This is one of those news headlines with no news….
From Radio Ink:
New Survey Concludes: Family Values Control Radio Listening
In a nationwide survey persons ages 15-49, Hudson Media Research has discovered some surprising information about why listeners are tuning out radio stations. It’s not excessive commercial loads or too much talk. It’s the song lyrics and deejay topics.
HMR conducted the survey to determine what percentage of people listen to the radio with school-aged children present and to examine the listening behavior of those respondents when the children are in earshot of the radio.
Among the key findings:
The older the respondent the more likely they are to have children present while listening to the radio.
An average of 50% of all respondents surveyed say they have school-aged children present, on a regular basis, when they listen to the radio. Of those, 80% say their radio station choices are limited to stations that are “safe” to listen to with kids present.
Where do I begin?
Where’s the news? Any responsible parent – and lots of them work in Radio – would answer these questions this way. It should come as no surprise that listenership among parents is affected by the presence of kids.
But consider this:
1. I do not believe that control of listening due to the presence of kids is anywhere near as widespread as noted here. In a society where the TV viewership of kids isn’t well monitored and video game choices and online usage are often free and unencumbered, no one can convince me that 80% of parents are exercising such extraordinary judgment when it comes to the Radio. This is a case of: “What’s the right way to answer this question such that I won’t look bad?”

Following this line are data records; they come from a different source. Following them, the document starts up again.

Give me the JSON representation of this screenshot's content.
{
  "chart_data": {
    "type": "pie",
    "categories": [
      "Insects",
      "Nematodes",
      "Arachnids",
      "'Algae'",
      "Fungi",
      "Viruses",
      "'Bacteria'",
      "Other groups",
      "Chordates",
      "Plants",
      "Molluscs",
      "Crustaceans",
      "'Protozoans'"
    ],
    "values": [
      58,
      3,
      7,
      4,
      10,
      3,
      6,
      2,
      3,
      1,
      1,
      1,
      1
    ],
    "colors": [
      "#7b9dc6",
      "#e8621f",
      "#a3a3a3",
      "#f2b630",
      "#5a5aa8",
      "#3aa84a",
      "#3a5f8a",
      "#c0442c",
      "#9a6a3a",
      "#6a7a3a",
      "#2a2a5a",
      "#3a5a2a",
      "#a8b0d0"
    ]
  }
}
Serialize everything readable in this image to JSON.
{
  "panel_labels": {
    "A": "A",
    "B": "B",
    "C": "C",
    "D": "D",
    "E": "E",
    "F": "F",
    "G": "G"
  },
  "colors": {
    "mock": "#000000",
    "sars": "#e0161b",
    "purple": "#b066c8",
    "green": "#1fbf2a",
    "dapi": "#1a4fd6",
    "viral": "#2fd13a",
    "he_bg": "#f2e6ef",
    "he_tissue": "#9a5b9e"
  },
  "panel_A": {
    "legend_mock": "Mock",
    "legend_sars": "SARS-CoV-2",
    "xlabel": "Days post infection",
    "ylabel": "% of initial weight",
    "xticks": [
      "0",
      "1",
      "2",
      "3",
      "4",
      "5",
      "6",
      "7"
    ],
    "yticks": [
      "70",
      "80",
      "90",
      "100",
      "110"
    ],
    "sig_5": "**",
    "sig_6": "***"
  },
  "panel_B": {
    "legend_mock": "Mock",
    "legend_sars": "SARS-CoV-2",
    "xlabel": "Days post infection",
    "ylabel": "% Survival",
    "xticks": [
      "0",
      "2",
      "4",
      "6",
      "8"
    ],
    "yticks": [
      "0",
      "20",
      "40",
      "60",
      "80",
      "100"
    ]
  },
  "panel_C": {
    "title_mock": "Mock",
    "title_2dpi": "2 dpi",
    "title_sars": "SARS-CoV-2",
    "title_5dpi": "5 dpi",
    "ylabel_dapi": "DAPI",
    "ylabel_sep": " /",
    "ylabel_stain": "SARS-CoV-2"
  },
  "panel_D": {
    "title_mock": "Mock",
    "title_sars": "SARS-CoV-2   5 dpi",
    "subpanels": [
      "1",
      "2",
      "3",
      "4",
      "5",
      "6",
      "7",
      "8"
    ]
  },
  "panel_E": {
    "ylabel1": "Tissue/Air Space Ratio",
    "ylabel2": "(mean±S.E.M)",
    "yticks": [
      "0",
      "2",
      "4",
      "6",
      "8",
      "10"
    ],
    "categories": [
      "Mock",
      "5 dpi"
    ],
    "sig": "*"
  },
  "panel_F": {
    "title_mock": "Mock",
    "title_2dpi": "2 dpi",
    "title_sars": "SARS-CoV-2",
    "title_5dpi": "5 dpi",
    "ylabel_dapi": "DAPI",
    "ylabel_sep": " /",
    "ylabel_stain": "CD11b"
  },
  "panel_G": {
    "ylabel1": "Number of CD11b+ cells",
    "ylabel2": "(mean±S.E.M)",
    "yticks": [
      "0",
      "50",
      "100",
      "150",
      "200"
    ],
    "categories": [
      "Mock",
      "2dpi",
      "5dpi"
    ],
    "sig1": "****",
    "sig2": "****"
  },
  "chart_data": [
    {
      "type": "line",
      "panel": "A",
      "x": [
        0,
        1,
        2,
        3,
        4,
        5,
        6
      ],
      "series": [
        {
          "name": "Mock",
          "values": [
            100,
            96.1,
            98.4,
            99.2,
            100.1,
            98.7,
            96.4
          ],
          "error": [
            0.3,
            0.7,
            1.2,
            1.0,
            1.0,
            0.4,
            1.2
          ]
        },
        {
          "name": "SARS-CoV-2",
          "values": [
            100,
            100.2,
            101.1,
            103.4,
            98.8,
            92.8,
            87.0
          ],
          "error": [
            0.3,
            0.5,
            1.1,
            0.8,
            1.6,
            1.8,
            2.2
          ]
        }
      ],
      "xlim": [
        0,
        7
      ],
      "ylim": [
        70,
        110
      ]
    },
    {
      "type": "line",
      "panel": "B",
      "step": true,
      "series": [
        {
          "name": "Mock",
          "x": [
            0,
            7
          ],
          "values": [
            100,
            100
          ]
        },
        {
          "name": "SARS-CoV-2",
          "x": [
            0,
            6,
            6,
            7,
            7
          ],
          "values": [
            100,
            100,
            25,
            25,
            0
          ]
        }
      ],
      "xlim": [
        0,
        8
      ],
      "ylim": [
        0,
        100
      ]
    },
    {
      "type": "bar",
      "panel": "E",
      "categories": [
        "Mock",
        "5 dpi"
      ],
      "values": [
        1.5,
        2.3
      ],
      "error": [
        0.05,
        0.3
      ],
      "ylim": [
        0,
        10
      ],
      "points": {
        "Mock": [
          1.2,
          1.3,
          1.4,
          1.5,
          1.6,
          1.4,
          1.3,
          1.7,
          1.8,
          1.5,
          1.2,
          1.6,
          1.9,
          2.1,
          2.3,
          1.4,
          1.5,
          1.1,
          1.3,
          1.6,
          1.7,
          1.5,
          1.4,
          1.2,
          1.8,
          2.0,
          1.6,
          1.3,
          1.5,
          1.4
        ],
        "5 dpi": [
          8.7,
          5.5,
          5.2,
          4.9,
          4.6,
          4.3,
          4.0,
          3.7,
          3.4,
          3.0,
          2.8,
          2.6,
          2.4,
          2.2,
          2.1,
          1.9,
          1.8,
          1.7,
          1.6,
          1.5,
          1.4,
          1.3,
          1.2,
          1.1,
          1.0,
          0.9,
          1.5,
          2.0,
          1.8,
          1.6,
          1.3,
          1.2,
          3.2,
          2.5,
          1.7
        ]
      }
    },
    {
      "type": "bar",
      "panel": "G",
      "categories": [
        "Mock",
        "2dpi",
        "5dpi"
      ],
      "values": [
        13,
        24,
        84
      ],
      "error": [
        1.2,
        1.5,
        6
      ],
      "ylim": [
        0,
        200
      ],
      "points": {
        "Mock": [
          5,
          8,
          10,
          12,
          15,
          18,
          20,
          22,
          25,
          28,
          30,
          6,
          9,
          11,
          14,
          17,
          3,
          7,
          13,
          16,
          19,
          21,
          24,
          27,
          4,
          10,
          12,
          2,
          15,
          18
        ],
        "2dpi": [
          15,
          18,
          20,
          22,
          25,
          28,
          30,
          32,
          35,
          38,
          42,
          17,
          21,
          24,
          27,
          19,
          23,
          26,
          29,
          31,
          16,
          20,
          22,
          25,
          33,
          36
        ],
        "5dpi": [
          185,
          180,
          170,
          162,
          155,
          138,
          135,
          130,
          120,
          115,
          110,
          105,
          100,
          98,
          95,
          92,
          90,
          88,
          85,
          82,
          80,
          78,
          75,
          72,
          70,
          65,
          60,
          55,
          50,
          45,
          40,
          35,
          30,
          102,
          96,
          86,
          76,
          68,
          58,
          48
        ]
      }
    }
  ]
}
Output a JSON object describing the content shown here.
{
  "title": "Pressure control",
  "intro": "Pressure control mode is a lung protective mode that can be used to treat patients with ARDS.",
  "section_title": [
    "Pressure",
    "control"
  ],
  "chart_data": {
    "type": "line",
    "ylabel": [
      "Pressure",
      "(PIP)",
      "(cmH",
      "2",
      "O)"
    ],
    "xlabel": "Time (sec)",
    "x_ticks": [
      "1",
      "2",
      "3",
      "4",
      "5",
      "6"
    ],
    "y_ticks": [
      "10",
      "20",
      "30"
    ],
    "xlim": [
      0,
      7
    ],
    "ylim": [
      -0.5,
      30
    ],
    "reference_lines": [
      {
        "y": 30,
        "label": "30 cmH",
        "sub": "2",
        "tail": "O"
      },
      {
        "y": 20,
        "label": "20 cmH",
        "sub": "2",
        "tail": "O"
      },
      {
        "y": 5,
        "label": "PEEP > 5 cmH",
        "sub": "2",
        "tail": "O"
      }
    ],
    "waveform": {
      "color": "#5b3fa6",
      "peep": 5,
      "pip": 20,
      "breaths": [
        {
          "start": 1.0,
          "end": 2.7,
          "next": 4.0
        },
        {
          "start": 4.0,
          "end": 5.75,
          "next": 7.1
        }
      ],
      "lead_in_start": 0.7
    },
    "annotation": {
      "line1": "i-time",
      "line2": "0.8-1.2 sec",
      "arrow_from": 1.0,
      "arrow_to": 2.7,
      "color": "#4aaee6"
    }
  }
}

2. Nobody ever said that everybody wanted to hear bawdy Radio or extreme lyrics. Our only claim is that some people do – and offering such programming is a valid way to stand out from those who don’t. It’s the zig you make while all the rest zag.
3. If parents don’t like to hear naughty lyrics, then who’s doing all the listening in drive time to CHR and Urban and Active Rock?
Research headlines are notoriously half-correct. And these are no exception.